What the Skills Don't Do
The skills don't replace judgment. They automate ceremony.
I still decide what to build. I still decide which layer it belongs in. I still review test descriptions to make sure they capture the right behavior. I still read the diff. I still choose which code review findings matter.
The skills handle the sequence: read the ticket, write tests first, implement, run checks, commit, push, create PR, watch CI, review, refactor. That sequence is the same every time. It doesn't need my attention. The judgment calls at each checkpoint do.
Building Your Own
If you want to build skills for your project:
- Start by noticing repetition. What instructions do you give the agent every session? That's your first skill.
- Define the phases. What's the sequence? Where are the checkpoints?
- Build in the harness feedback loop. Every checkpoint should have the rule: if feedback is about patterns, update the harness first, then re-apply.
- Make TDD structural. Tests before implementation. Not as guidance, but as a phase that must complete before the next phase starts.
- Include self-review. Have the agent audit its own work before you see it.
- Keep it simple. A Markdown file. Plain English. No tooling.
The skill doesn't need to be clever. It needs to be consistent. The value isn't in any single phase; it's in the guarantee that all eight phases happen, in order, every time.
The Takeaway
Custom skills are the on-the-loop workflow made executable:
- Codify your workflow, not just your patterns. The harness tells the agent how to write code. Skills tell it when to write code, when to test, when to ask for feedback.
- Every feedback checkpoint is a harness improvement opportunity. The skill enforces this. Corrections become rules before they become code.
- TDD as a phase, not a preference. The skill makes it structural. Tests come first because that's what Phase 4 says.

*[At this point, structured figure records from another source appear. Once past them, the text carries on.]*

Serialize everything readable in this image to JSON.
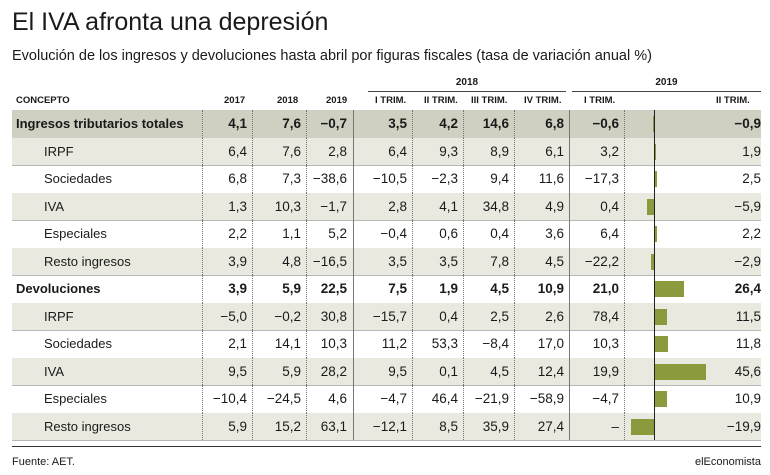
{
  "title": "El IVA afronta una depresión",
  "subtitle": "Evolución de los ingresos y devoluciones hasta abril por figuras fiscales (tasa de variación anual %)",
  "year_groups": [
    "2018",
    "2019"
  ],
  "columns": [
    "CONCEPTO",
    "2017",
    "2018",
    "2019",
    "I TRIM.",
    "II TRIM.",
    "III TRIM.",
    "IV TRIM.",
    "I TRIM.",
    "II TRIM."
  ],
  "rows": [
    {
      "label": "Ingresos tributarios totales",
      "values": [
        "4,1",
        "7,6",
        "−0,7",
        "3,5",
        "4,2",
        "14,6",
        "6,8",
        "−0,6",
        "−0,9"
      ],
      "bold": true,
      "bar": -0.9
    },
    {
      "label": "IRPF",
      "values": [
        "6,4",
        "7,6",
        "2,8",
        "6,4",
        "9,3",
        "8,9",
        "6,1",
        "3,2",
        "1,9"
      ],
      "bold": false,
      "bar": 1.9
    },
    {
      "label": "Sociedades",
      "values": [
        "6,8",
        "7,3",
        "−38,6",
        "−10,5",
        "−2,3",
        "9,4",
        "11,6",
        "−17,3",
        "2,5"
      ],
      "bold": false,
      "bar": 2.5
    },
    {
      "label": "IVA",
      "values": [
        "1,3",
        "10,3",
        "−1,7",
        "2,8",
        "4,1",
        "34,8",
        "4,9",
        "0,4",
        "−5,9"
      ],
      "bold": false,
      "bar": -5.9
    },
    {
      "label": "Especiales",
      "values": [
        "2,2",
        "1,1",
        "5,2",
        "−0,4",
        "0,6",
        "0,4",
        "3,6",
        "6,4",
        "2,2"
      ],
      "bold": false,
      "bar": 2.2
    },
    {
      "label": "Resto ingresos",
      "values": [
        "3,9",
        "4,8",
        "−16,5",
        "3,5",
        "3,5",
        "7,8",
        "4,5",
        "−22,2",
        "−2,9"
      ],
      "bold": false,
      "bar": -2.9
    },
    {
      "label": "Devoluciones",
      "values": [
        "3,9",
        "5,9",
        "22,5",
        "7,5",
        "1,9",
        "4,5",
        "10,9",
        "21,0",
        "26,4"
      ],
      "bold": true,
      "bar": 26.4
    },
    {
      "label": "IRPF",
      "values": [
        "−5,0",
        "−0,2",
        "30,8",
        "−15,7",
        "0,4",
        "2,5",
        "2,6",
        "78,4",
        "11,5"
      ],
      "bold": false,
      "bar": 11.5
    },
    {
      "label": "Sociedades",
      "values": [
        "2,1",
        "14,1",
        "10,3",
        "11,2",
        "53,3",
        "−8,4",
        "17,0",
        "10,3",
        "11,8"
      ],
      "bold": false,
      "bar": 11.8
    },
    {
      "label": "IVA",
      "values": [
        "9,5",
        "5,9",
        "28,2",
        "9,5",
        "0,1",
        "4,5",
        "12,4",
        "19,9",
        "45,6"
      ],
      "bold": false,
      "bar": 45.6
    },
    {
      "label": "Especiales",
      "values": [
        "−10,4",
        "−24,5",
        "4,6",
        "−4,7",
        "46,4",
        "−21,9",
        "−58,9",
        "−4,7",
        "10,9"
      ],
      "bold": false,
      "bar": 10.9
    },
    {
      "label": "Resto ingresos",
      "values": [
        "5,9",
        "15,2",
        "63,1",
        "−12,1",
        "8,5",
        "35,9",
        "27,4",
        "–",
        "−19,9"
      ],
      "bold": false,
      "bar": -19.9
    }
  ],
  "bar_color": "#8a9a3c",
  "footer": {
    "source": "Fuente: AET.",
    "brand": "elEconomista"
  }
}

- Separate the ceremony from the judgment. Automate the sequence. Keep the checkpoints.
- Two skills cover most work. Jira ticket or ad-hoc description. Everything else is the same workflow.
The skills turned a workflow I was repeating from memory into a workflow the system enforces. Same eight phases. Same checkpoints. Same harness feedback loop. Every time, without fail.
That's not a minor convenience. That's the difference between a process that depends on discipline and a process that depends on structure. Structure scales. Discipline doesn't.